The Ministry of Justice has confirmed that nine of the country’s 105 approved premises are currently closed, even as the government prepares to release around 6,000 prisoners early in September. These hostels are designed to house around 2,000 of the highest-risk people leaving prison, providing close supervision during the first weeks after release.
Instead of investing in trained probation workers, officials have admitted they’re increasingly relying on untrained security guards to plug staffing gaps.
Martin Jones, HM inspector of probation, warned that the closures are putting the public at risk.
“Approved premises are the place where the highest risk individuals go after release and it is vital that as many places are there for them and you have to get the right staff in place.
“If you have security guards doing their jobs, there is a big risk of things going wrong and the public being put in danger. The government has to get this right.”

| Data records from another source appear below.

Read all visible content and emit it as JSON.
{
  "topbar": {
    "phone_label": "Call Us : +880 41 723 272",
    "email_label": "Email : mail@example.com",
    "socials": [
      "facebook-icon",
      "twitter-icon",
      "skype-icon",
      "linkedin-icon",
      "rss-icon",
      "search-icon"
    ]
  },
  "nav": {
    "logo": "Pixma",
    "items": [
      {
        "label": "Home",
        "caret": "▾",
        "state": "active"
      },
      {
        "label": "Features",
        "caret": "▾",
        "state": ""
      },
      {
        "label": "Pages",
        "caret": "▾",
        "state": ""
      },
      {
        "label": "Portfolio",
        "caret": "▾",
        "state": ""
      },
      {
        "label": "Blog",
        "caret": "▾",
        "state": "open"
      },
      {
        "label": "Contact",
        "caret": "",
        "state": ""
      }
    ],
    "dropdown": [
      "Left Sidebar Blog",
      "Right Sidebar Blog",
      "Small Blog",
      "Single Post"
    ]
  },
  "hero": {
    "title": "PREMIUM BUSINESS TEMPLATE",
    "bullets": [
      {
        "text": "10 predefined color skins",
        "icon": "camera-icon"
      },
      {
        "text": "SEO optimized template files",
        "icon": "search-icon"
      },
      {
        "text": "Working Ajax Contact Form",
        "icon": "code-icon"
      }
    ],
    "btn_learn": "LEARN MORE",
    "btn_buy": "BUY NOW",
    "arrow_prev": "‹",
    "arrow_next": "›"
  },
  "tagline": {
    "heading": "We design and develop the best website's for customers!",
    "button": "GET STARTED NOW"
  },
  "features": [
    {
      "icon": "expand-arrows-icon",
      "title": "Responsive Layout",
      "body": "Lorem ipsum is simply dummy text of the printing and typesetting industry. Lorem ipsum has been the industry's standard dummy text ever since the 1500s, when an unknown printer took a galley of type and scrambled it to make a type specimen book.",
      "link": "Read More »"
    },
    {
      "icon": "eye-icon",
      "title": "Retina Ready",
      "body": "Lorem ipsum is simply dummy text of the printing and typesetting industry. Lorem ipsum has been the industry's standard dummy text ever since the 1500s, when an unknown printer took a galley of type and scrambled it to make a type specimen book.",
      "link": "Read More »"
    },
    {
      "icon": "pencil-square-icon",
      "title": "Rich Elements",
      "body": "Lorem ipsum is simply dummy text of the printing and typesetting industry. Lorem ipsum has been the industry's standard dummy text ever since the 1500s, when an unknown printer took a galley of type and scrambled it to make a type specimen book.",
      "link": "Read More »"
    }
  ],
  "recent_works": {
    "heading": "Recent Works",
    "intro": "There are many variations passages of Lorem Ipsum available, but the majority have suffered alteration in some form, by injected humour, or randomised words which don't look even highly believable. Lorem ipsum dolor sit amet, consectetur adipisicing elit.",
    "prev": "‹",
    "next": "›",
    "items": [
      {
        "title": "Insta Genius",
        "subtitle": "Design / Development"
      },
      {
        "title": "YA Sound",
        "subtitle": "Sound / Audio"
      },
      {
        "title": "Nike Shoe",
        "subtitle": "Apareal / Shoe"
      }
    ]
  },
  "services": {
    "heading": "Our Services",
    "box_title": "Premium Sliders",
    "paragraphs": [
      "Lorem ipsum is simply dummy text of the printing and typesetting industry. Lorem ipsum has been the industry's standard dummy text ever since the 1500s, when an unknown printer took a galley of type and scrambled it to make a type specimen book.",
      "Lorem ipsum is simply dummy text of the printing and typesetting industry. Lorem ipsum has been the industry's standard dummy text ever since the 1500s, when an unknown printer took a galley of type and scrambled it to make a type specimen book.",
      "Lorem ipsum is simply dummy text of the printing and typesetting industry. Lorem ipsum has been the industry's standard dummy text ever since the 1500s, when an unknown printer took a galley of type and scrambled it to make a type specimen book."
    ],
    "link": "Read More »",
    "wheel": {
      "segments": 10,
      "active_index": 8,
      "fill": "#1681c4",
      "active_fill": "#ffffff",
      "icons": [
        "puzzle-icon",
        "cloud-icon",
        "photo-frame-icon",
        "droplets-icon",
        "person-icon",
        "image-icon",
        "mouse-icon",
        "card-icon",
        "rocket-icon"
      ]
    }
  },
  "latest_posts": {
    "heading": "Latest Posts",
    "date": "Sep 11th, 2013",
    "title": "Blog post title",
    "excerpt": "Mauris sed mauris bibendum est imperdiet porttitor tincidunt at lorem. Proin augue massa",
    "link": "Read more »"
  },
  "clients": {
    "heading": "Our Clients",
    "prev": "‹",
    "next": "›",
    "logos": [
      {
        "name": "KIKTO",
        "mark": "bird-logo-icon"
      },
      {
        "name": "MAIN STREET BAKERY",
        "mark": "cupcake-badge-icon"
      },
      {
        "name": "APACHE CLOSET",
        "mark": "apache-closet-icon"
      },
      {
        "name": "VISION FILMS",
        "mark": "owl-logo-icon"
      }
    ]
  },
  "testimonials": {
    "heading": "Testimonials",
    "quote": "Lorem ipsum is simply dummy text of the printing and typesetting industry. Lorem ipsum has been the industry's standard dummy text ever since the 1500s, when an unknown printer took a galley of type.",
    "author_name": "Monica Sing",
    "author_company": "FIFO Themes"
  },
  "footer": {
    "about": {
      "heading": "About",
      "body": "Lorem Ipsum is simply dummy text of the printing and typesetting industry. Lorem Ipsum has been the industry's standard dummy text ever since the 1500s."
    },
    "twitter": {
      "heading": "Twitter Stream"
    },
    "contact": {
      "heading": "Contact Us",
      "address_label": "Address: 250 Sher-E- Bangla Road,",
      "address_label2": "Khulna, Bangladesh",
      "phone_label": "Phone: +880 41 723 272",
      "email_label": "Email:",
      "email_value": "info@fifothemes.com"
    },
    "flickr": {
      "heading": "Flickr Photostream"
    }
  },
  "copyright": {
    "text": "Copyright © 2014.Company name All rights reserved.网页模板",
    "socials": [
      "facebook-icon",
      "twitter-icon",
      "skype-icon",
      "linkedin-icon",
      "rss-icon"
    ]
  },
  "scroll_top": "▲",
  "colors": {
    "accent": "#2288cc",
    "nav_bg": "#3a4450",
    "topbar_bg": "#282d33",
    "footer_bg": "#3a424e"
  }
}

The crisis didn’t appear overnight. According to probation staff, management had at least 18 months’ warning that contracts with private firms Sodexo and OCS were ending, yet failed to recruit enough staff before the transition.

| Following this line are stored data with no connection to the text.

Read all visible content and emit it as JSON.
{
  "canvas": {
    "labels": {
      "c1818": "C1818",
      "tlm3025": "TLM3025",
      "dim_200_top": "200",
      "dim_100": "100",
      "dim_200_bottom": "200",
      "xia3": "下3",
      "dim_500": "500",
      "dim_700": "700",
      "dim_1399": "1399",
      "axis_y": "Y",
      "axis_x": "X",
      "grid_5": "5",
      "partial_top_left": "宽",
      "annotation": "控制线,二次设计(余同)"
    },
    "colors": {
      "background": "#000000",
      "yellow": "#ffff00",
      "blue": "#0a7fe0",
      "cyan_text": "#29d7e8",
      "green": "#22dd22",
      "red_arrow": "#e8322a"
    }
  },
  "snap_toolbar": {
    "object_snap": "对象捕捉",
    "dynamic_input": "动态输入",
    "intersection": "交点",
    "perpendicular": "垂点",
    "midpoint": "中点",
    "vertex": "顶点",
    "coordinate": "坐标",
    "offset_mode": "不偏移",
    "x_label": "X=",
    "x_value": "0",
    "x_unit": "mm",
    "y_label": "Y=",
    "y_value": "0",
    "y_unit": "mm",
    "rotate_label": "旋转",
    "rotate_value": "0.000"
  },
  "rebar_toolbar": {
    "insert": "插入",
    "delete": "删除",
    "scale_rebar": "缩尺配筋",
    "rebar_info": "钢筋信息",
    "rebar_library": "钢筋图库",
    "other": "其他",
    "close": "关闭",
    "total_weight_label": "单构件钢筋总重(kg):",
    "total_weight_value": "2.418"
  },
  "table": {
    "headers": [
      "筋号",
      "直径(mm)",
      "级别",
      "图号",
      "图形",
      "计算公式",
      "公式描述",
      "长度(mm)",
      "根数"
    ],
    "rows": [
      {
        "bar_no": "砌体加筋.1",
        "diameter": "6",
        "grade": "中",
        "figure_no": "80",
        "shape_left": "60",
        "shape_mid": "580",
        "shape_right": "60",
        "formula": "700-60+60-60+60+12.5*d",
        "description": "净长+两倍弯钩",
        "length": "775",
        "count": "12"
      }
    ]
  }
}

One probation manager said:
“They’ve known this was coming for 18 months, we’ve not been supported to put staffing in place. The closures mean dangerous men don’t get beds, somewhere someone will get hurt because they didn’t get a hostel bed.”
Another worker described the conditions facing staff:
“There is no room for mistakes, you are surrounded by high-risk people, many of whom are trying to harm themselves or others. It is stressful and leads to many staff taking time off with stress-related illnesses.”

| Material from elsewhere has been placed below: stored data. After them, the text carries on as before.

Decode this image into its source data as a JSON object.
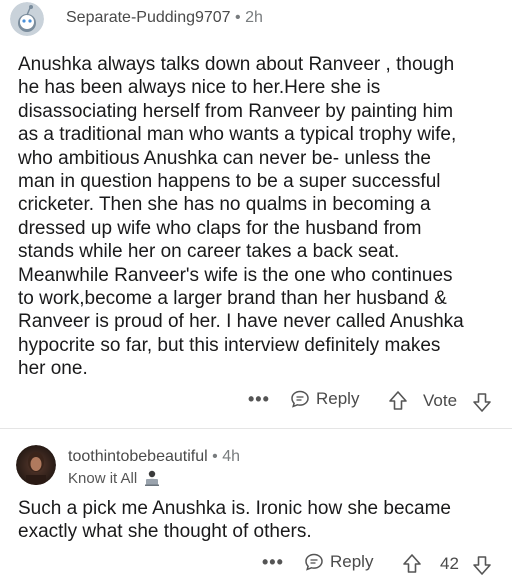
{
  "comment1": {
    "username": "Separate-Pudding9707",
    "separator": "•",
    "time": "2h",
    "body": "Anushka always talks down about Ranveer , though\nhe has been always nice to her.Here she is\ndisassociating herself from Ranveer by painting him\nas a traditional man who wants a typical trophy wife,\nwho ambitious Anushka can never be- unless the\nman in question happens to be a super successful\ncricketer. Then she has no qualms in becoming a\ndressed up wife who claps for the husband from\nstands while her on career takes a back seat.\nMeanwhile Ranveer's wife is the one who continues\nto work,become a larger brand than her husband &\nRanveer is proud of her. I have never called Anushka\nhypocrite so far, but this interview definitely makes\nher one.",
    "more_label": "•••",
    "reply_label": "Reply",
    "vote_label": "Vote"
  },
  "comment2": {
    "username": "toothintobebeautiful",
    "separator": "•",
    "time": "4h",
    "flair": "Know it All",
    "body": "Such a pick me Anushka is. Ironic how she became\nexactly what she thought of others.",
    "more_label": "•••",
    "reply_label": "Reply",
    "vote_count": "42"
  },
  "colors": {
    "text": "#1a1a1b",
    "meta": "#787c7e",
    "avatar_bg": "#c9d2da",
    "snoo": "#4a90d9"
  },
  "icons": {
    "reply": "speech-bubble-icon",
    "upvote": "arrow-up-icon",
    "downvote": "arrow-down-icon",
    "more": "ellipsis-icon",
    "flair": "person-at-laptop-icon"
  }
}
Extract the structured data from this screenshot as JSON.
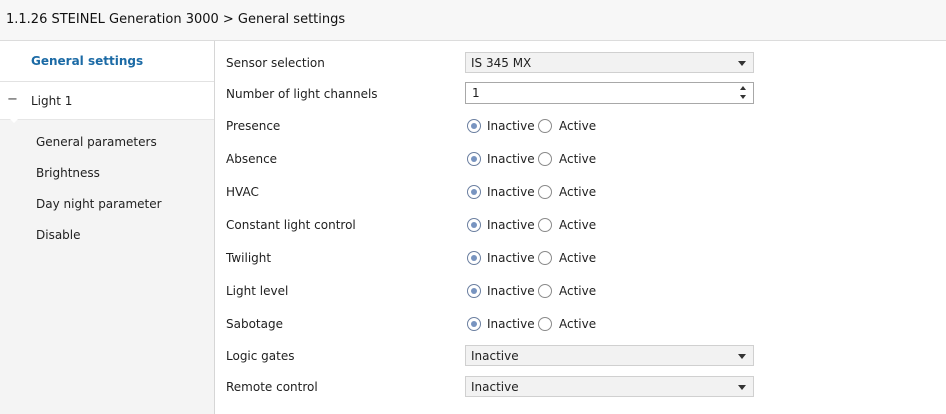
{
  "header": {
    "title": "1.1.26 STEINEL Generation 3000 > General settings"
  },
  "sidebar": {
    "general": "General settings",
    "light": {
      "toggle": "−",
      "label": "Light 1"
    },
    "subitems": [
      "General parameters",
      "Brightness",
      "Day night parameter",
      "Disable"
    ]
  },
  "settings": {
    "sensor_selection": {
      "label": "Sensor selection",
      "value": "IS 345 MX"
    },
    "light_channels": {
      "label": "Number of light channels",
      "value": "1"
    },
    "radio_options": {
      "inactive": "Inactive",
      "active": "Active"
    },
    "radios": [
      {
        "label": "Presence",
        "selected": "Inactive"
      },
      {
        "label": "Absence",
        "selected": "Inactive"
      },
      {
        "label": "HVAC",
        "selected": "Inactive"
      },
      {
        "label": "Constant light control",
        "selected": "Inactive"
      },
      {
        "label": "Twilight",
        "selected": "Inactive"
      },
      {
        "label": "Light level",
        "selected": "Inactive"
      },
      {
        "label": "Sabotage",
        "selected": "Inactive"
      }
    ],
    "logic_gates": {
      "label": "Logic gates",
      "value": "Inactive"
    },
    "remote_control": {
      "label": "Remote control",
      "value": "Inactive"
    }
  }
}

A survey by the probation union Napo found that 16 of 21 hostel workers had witnessed security guards carrying out work normally done by trained probation staff.
General secretary Ian Lawrence said:
“We are seeing further closures due to an estate not fit for purpose, lengthy delays in vetting new staff and a badly managed process to bring private provider staff in house.
“Our approved premises estate needs significant investment if it is to provide the very much needed accommodation for high risk of harm people coming out of prison.
“The use of security guards to fill gaps in staffing numbers is totally unacceptable as these people are neither trained nor employed on the basis to work with people on probation.”
Recent inspections have also uncovered major safeguarding failures, including residents at risk of overdose not receiving required welfare checks, failures to follow suicide and self-harm procedures, and faulty CCTV equipment.
The Ministry of Justice defended its record, saying:
“While a handful of premises are temporarily closed, we have increased the total number of beds available in approved premises so we can accommodate more of the highest risk offenders and keep the public safe.
“Approved premises is just one way in which we manage offenders in the community. We have invested a record £700m into probation and community services so we can ramp up tough supervisions on offenders released from custody, including punitive restrictions on their movements and round-the-clock monitoring through tags.”
This crisis isn’t simply the result of poor planning or administrative incompetence. It’s another example of the contradictions built into capitalist governance.
Capitalism has little interest in tackling the social conditions that produce much of the crime it later claims to fight. Poverty, insecure housing, unemployment, untreated mental illness, addiction and social alienation are managed after the fact rather than addressed at their roots. The result is an expanding carceral system that’s expected to contain the consequences of exploitation while being denied the resources needed to function safely.
The staffing crisis also exposes the long-term effects of privatisation. Overnight staffing was contracted out to private companies, only for the transition back into public management to descend into chaos after years of underinvestment and workforce shortages. Workers warned the government well in advance, but their concerns went unanswered until facilities began shutting their doors.
The people paying the price aren’t only probation staff working under impossible conditions. They’re also local communities, and the prisoners themselves—many struggling with addiction, mental illness and other complex needs—who are being pushed through an overstretched system with fewer trained professionals available to support or supervise them.
The crisis serves as another reminder that austerity and market logic don’t produce safer communities. They produce institutions permanently stuck in crisis, where governments respond to systemic failures with temporary fixes, while the deeper social causes remain untouched.